BOX OFFICE/Opinion

‘Godzilla x Kong’ smashes its way to $80 million


"Godzilla x Kong: The New Empire" smashed its box-office competition last weekend, soaring past expectations with estimated domestic ticket sales of $80 million and delivering the second-best opening of the year, just behind another Warner Bros. and Legendary film, "Dune: Part Two."

Premium formats such as IMAX and Dolby Cinema made up 48% of the film's business. The movie also made $114 in international markets, bringing its global weekend haul to $194 million, according to Warner Bros.

The film ranked an A-minus on CinemaScore, indicating what audiences saw met their expectations. Directed by Adam Wingard from a screenplay credited to Terry Rossio, Simon Barrett and Jeremy Slater, the film did not do as well with critics such as The Los Angeles Times' Katie Walsh, who noted, "There's a harried energy to 'Godzilla x Kong: The New Empire,' which is enjoyable until it becomes tiresome and deafening."

In an interview with The Times' Tracy Brown, Wingard said it was an easy decision to make another film featuring the famous creatures.

"There's nothing as a filmmaker that can prepare you for doing a movie with characters of 6-foot scale and 300-foot scale working together and all the insane mechanics that go along with making a kaiju movie," Wingard said. "I knew that I wasn't done with the series because I knew there were untapped reservoirs of potential in terms of what could be done with monsters."

"It's a cinematic event, and we're seeing these iconic characters doing things we've never seen them do before," said Mary Parent, chairman of worldwide production for Legendary. "There's big swaths of the film that don't have any dialogue, where we put you with the characters; it's a very mythic experience."

The last matchup of the two monsters from Warner Bros. and Legendary, 2021's "Godzilla vs. Kong," had a much smaller opening weekend of $48.5 million, but for a film slowed by the coronavirus pandemic and released simultaneously on HBO Max, it was a serious success that signaled what was to come for the pairing.

"It was a really big number all things considered," Parent said.

The newer film had the second biggest opening of the studios' broader MonsterVerse franchise. "Godzilla" brought in $93.2 million in 2014. It was the biggest earner in the nearly 70-year cinematic history of the creature that originated and spent most of its screen life in Japan. It earned more than $200 million in North America and more than $500 million globally.

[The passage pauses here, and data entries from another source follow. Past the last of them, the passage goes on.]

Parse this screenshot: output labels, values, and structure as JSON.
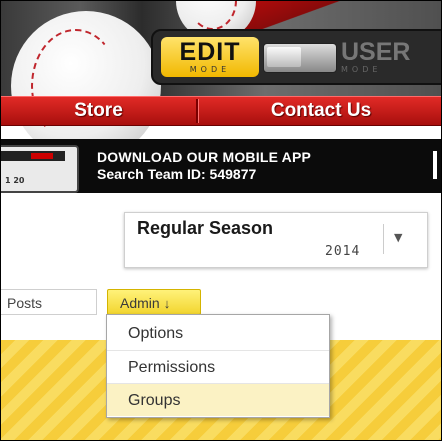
{
  "mode_toggle": {
    "edit_label": "EDIT",
    "edit_sub": "MODE",
    "user_label": "USER",
    "user_sub": "MODE"
  },
  "nav": {
    "items": [
      "Store",
      "Contact Us"
    ]
  },
  "banner": {
    "line1": "DOWNLOAD OUR MOBILE APP",
    "line2": "Search Team ID: 549877",
    "phone_numbers": "1  20"
  },
  "season": {
    "name": "Regular Season",
    "year": "2014"
  },
  "tabs": {
    "posts": "Posts",
    "admin": "Admin",
    "admin_arrow": "↓"
  },
  "admin_menu": {
    "items": [
      "Options",
      "Permissions",
      "Groups"
    ],
    "highlighted": "Groups"
  },
  "colors": {
    "nav_red": "#c81a18",
    "admin_yellow": "#f2d52f",
    "stripe_yellow": "#f6cd3b",
    "highlight": "#fbf2c4"
  }
}
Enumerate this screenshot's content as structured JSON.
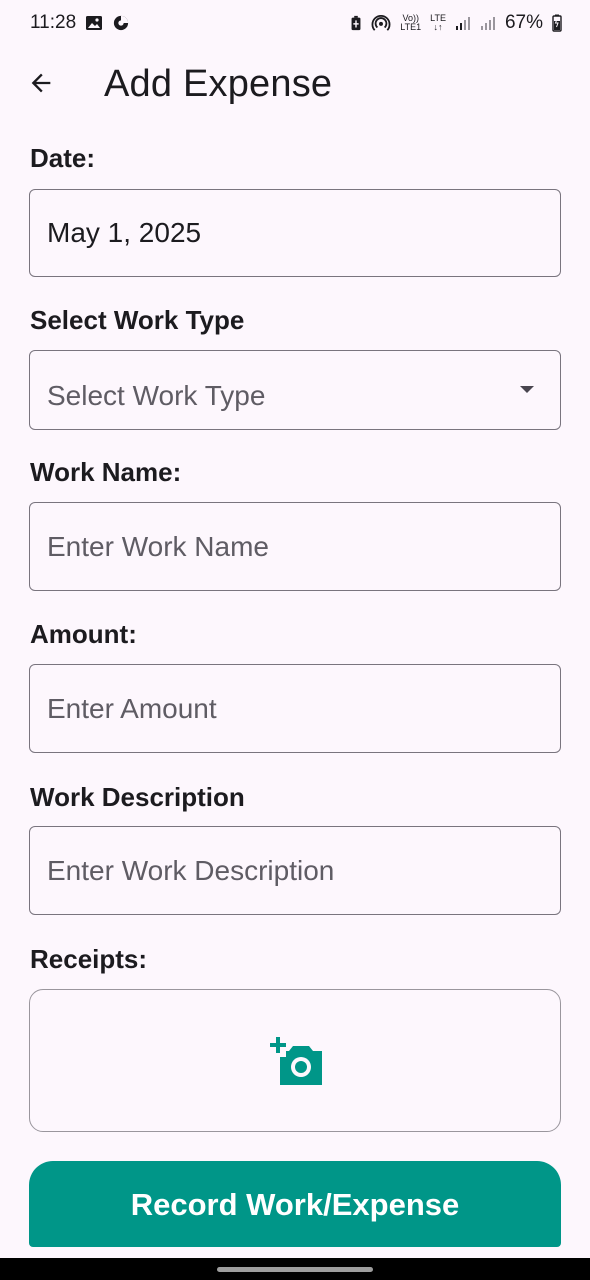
{
  "status_bar": {
    "time": "11:28",
    "left_icons": [
      "image-icon",
      "data-saver-icon"
    ],
    "right_icons": [
      "battery-saver-icon",
      "hotspot-icon",
      "volte-icon",
      "signal-icon",
      "signal-icon",
      "battery-icon"
    ],
    "volte_top": "Vo))",
    "volte_bottom": "LTE1",
    "lte_top": "LTE",
    "lte_bottom": "↓↑",
    "battery": "67%"
  },
  "app_bar": {
    "title": "Add Expense",
    "back_icon": "arrow-back-icon"
  },
  "form": {
    "date": {
      "label": "Date:",
      "value": "May 1, 2025"
    },
    "work_type": {
      "label": "Select Work Type",
      "placeholder": "Select Work Type"
    },
    "work_name": {
      "label": "Work Name:",
      "placeholder": "Enter Work Name"
    },
    "amount": {
      "label": "Amount:",
      "placeholder": "Enter Amount"
    },
    "description": {
      "label": "Work Description",
      "placeholder": "Enter Work Description"
    },
    "receipts": {
      "label": "Receipts:",
      "icon": "add-a-photo-icon"
    }
  },
  "submit_label": "Record Work/Expense",
  "colors": {
    "accent": "#009688",
    "background": "#fdf7fd",
    "border": "#79747e"
  }
}
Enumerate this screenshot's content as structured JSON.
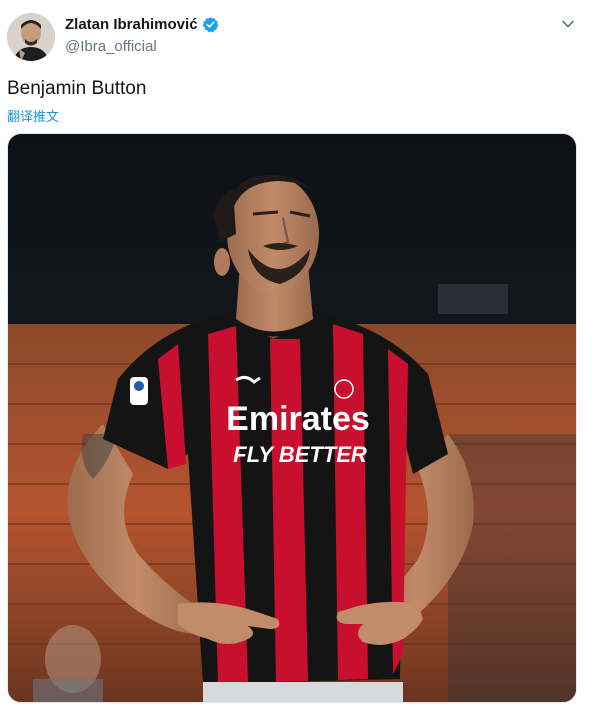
{
  "author": {
    "display_name": "Zlatan Ibrahimović",
    "handle": "@Ibra_official",
    "verified_color": "#1da1f2"
  },
  "tweet": {
    "text": "Benjamin Button",
    "translate_label": "翻译推文"
  },
  "photo": {
    "sponsor_main": "Emirates",
    "sponsor_sub": "FLY BETTER",
    "colors": {
      "jersey_red": "#c8102e",
      "jersey_black": "#141414",
      "stand_orange": "#b5542e"
    }
  },
  "icons": {
    "more": "chevron-down-icon",
    "verified": "verified-badge-icon"
  }
}
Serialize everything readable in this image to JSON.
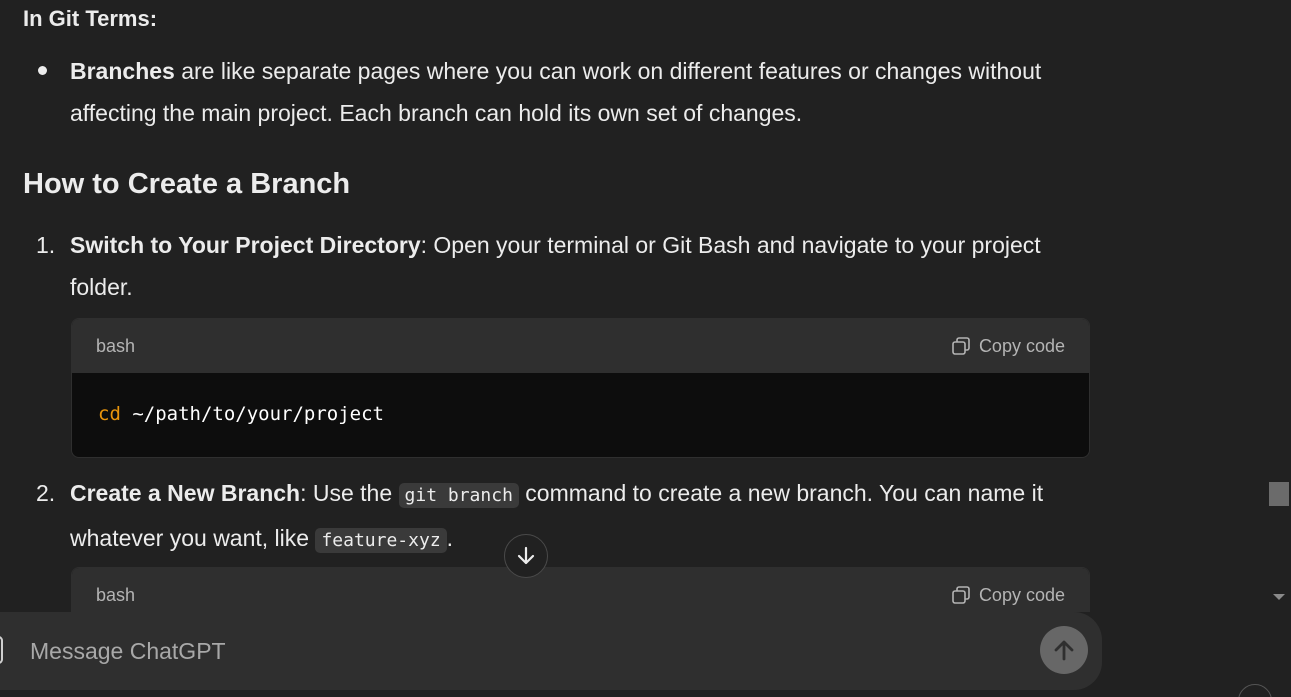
{
  "sections": {
    "git_terms_heading": "In Git Terms:",
    "bullet": {
      "bold": "Branches",
      "text": " are like separate pages where you can work on different features or changes without affecting the main project. Each branch can hold its own set of changes."
    },
    "create_heading": "How to Create a Branch"
  },
  "steps": [
    {
      "number": "1.",
      "bold": "Switch to Your Project Directory",
      "text": ": Open your terminal or Git Bash and navigate to your project folder."
    },
    {
      "number": "2.",
      "bold": "Create a New Branch",
      "text_a": ": Use the ",
      "code_a": "git branch",
      "text_b": " command to create a new branch. You can name it whatever you want, like ",
      "code_b": "feature-xyz",
      "text_c": "."
    }
  ],
  "code_blocks": [
    {
      "lang": "bash",
      "copy_label": "Copy code",
      "keyword": "cd",
      "rest": " ~/path/to/your/project"
    },
    {
      "lang": "bash",
      "copy_label": "Copy code"
    }
  ],
  "composer": {
    "placeholder": "Message ChatGPT"
  },
  "icons": {
    "copy": "copy-icon",
    "scroll_down": "arrow-down-icon",
    "send": "arrow-up-icon"
  },
  "colors": {
    "background": "#212121",
    "code_keyword": "#e9950c",
    "code_header": "#2f2f2f",
    "code_body": "#0d0d0d"
  }
}
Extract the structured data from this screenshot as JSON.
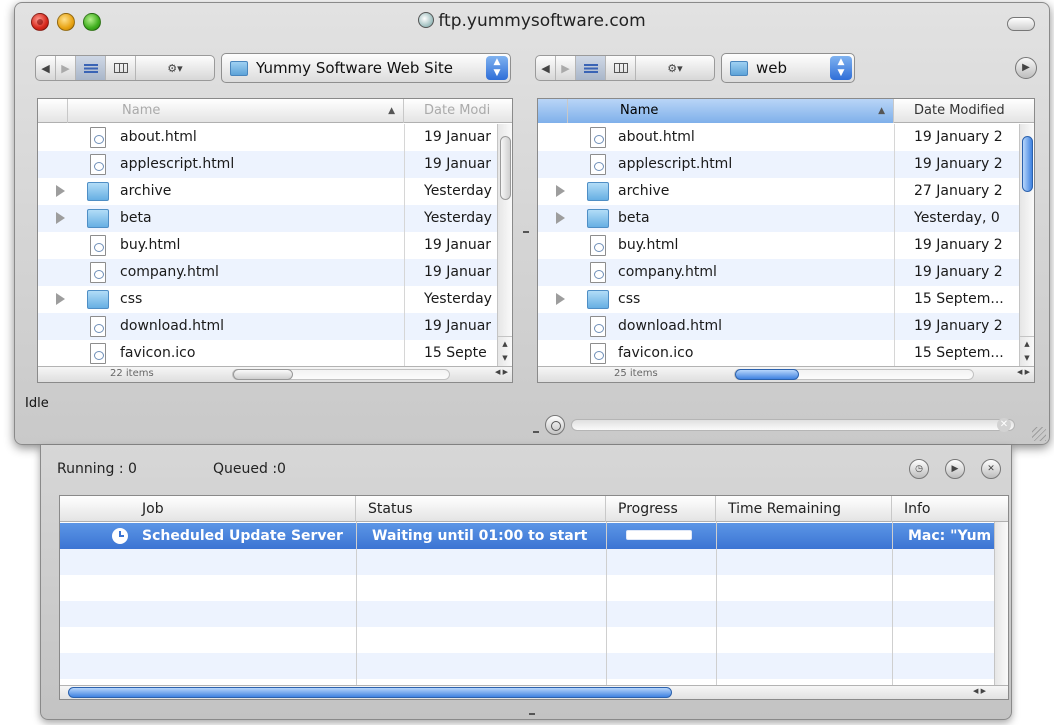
{
  "window": {
    "title": "ftp.yummysoftware.com"
  },
  "left_panel": {
    "location": "Yummy Software Web Site",
    "columns": {
      "name": "Name",
      "date": "Date Modi"
    },
    "items": [
      {
        "name": "about.html",
        "date": "19 Januar",
        "kind": "file"
      },
      {
        "name": "applescript.html",
        "date": "19 Januar",
        "kind": "file"
      },
      {
        "name": "archive",
        "date": "Yesterday",
        "kind": "folder"
      },
      {
        "name": "beta",
        "date": "Yesterday",
        "kind": "folder"
      },
      {
        "name": "buy.html",
        "date": "19 Januar",
        "kind": "file"
      },
      {
        "name": "company.html",
        "date": "19 Januar",
        "kind": "file"
      },
      {
        "name": "css",
        "date": "Yesterday",
        "kind": "folder"
      },
      {
        "name": "download.html",
        "date": "19 Januar",
        "kind": "file"
      },
      {
        "name": "favicon.ico",
        "date": "15 Septe",
        "kind": "file"
      }
    ],
    "item_count": "22 items"
  },
  "right_panel": {
    "location": "web",
    "columns": {
      "name": "Name",
      "date": "Date Modified"
    },
    "items": [
      {
        "name": "about.html",
        "date": "19 January 2",
        "kind": "file"
      },
      {
        "name": "applescript.html",
        "date": "19 January 2",
        "kind": "file"
      },
      {
        "name": "archive",
        "date": "27 January 2",
        "kind": "folder"
      },
      {
        "name": "beta",
        "date": "Yesterday, 0",
        "kind": "folder"
      },
      {
        "name": "buy.html",
        "date": "19 January 2",
        "kind": "file"
      },
      {
        "name": "company.html",
        "date": "19 January 2",
        "kind": "file"
      },
      {
        "name": "css",
        "date": "15 Septem...",
        "kind": "folder"
      },
      {
        "name": "download.html",
        "date": "19 January 2",
        "kind": "file"
      },
      {
        "name": "favicon.ico",
        "date": "15 Septem...",
        "kind": "file"
      }
    ],
    "item_count": "25 items"
  },
  "status": {
    "text": "Idle"
  },
  "queue": {
    "running_label": "Running : 0",
    "queued_label": "Queued :0",
    "columns": [
      "Job",
      "Status",
      "Progress",
      "Time Remaining",
      "Info"
    ],
    "rows": [
      {
        "job": "Scheduled Update Server",
        "status": "Waiting until 01:00 to start",
        "progress": 0,
        "time_remaining": "",
        "info": "Mac: \"Yum"
      }
    ]
  },
  "colors": {
    "selection": "#3b74d3",
    "stripe": "#edf3fe",
    "chrome": "#d7d7d7"
  },
  "icons": [
    "close-button",
    "minimize-button",
    "zoom-button",
    "globe-icon",
    "back-icon",
    "forward-icon",
    "list-view-icon",
    "column-view-icon",
    "gear-icon",
    "folder-icon",
    "file-icon",
    "clock-icon",
    "play-icon",
    "stop-icon"
  ]
}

"Godzilla x Kong" comes just four months after the most recent Japanese rendition, the critical favorite and Oscar winner "Godzilla Minus One."

But there was clearly no Godzilla glut for audiences, many of whom were willing to pay extra for IMAX and other special formats.

"These are literally two of the biggest movie stars in the world, and you have to see them on the biggest screen possible with the biggest sound possible," said Paul Dergarabedian, senior media analyst for data firm Comscore.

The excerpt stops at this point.